Garland has been twiddling his thumbs for eight months waiting for Senate action. In July, he broke the record as the nominee who has waited the longest in history for confirmation.
The plaintiff, a lawyer from Santa Fe, New Mexico, alleged that the two Republican senators ― who hold leadership positions and have direct control over whether Garland gets a confirmation vote ― had robbed him of his constitutional right to Senate representation.
This is where the argument gets interesting. It turns out New Mexico’s two senators, Tom Udall and Martin Heinrich ― both Democrats ― have met with Garland, and heartily support his nomination to fill the seat of the late Justice Antonin Scalia.
But both McConnell and Grassley haven’t lifted a finger to move the Garland confirmation, which the lawyer who brought the case, Steven Michel, said violated his Seventeenth Amendment right “to elect his senators by depriving his home-state senators of a voice in the Senate.”
No dice. U.S. District Judge Rudolph Contreras in Washington ruled that Michel had no legal right to sue the top Senate Republicans because the injury he claimed was too generalized and would require the judicial branch to resolve a problem best left to the political process.

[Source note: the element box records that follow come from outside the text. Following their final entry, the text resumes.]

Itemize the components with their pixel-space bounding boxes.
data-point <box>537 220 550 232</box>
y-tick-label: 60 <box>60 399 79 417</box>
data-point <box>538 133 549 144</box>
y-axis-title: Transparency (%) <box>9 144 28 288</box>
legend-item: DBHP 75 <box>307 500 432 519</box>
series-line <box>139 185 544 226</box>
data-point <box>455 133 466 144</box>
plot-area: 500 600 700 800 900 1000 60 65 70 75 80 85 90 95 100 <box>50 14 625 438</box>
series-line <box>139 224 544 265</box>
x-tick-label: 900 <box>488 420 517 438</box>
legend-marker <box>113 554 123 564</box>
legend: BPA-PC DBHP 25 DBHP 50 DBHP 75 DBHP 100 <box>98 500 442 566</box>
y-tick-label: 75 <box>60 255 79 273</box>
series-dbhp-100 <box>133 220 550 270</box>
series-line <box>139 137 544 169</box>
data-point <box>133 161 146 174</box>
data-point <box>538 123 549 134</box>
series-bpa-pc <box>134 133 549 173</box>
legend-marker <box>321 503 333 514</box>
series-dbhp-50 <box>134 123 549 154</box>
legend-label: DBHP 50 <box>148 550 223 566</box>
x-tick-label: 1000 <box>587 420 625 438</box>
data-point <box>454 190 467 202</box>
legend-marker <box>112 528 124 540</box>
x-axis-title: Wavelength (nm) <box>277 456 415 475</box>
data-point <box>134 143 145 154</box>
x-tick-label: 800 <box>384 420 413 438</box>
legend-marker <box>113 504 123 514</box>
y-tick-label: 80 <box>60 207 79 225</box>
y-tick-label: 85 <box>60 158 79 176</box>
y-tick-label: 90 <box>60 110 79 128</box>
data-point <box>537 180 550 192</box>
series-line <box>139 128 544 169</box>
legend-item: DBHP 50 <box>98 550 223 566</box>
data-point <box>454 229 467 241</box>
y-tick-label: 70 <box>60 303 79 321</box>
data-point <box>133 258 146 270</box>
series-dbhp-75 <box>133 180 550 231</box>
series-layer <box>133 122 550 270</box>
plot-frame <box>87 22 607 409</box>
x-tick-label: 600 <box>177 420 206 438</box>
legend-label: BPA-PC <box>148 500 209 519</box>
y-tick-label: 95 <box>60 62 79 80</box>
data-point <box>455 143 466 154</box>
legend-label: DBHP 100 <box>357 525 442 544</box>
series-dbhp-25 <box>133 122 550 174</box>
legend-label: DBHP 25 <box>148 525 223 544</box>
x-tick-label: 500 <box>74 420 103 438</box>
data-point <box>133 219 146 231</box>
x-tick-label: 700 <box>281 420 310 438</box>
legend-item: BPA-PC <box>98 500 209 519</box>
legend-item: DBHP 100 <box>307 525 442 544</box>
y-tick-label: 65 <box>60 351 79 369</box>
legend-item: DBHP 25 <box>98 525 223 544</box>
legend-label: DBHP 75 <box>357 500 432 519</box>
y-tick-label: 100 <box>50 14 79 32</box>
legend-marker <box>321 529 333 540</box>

Quoting from earlier precedent, Contreras said it “would be unwise to permit the federal courts to become a higher legislature where a congressman who has failed to persuade his colleagues can always renew the battle.”
The judge added that allowing this kind of case to move forward would open the door to “suits from all citizens who feel that their representatives have been treated unfairly by the legislative process.”
I think there is a strong case that the Constitution does not allow the Senate to just ignore a Supreme Court nominee. Steven Michel
This kind of case, in other words, is not allowed by the Constitution’s limits on judicial authority to hear cases. (The Supreme Court last month declined a similar long-shot bid to get the Senate to act on Garland.)
Reached for comment about the ruling, Michel, who practices environmental law in New Mexico and represented himself in this case, told The Huffington Post he hadn’t yet decided whether to appeal ― in part because there’s so little time left in the Senate’s current session.
But he said he’d have a better shot if Contreras hadn’t thrown out the case on procedural grounds.
“If this case were decided on the merits, I think there is a strong case that the Constitution does not allow the Senate to just ignore a Supreme Court nominee,” Michel said in an email.
The legal reality is much harsher: The Constitution says nothing about an affirmative Senate duty to act on any nominee from the president. It leaves it up to them to fight it out.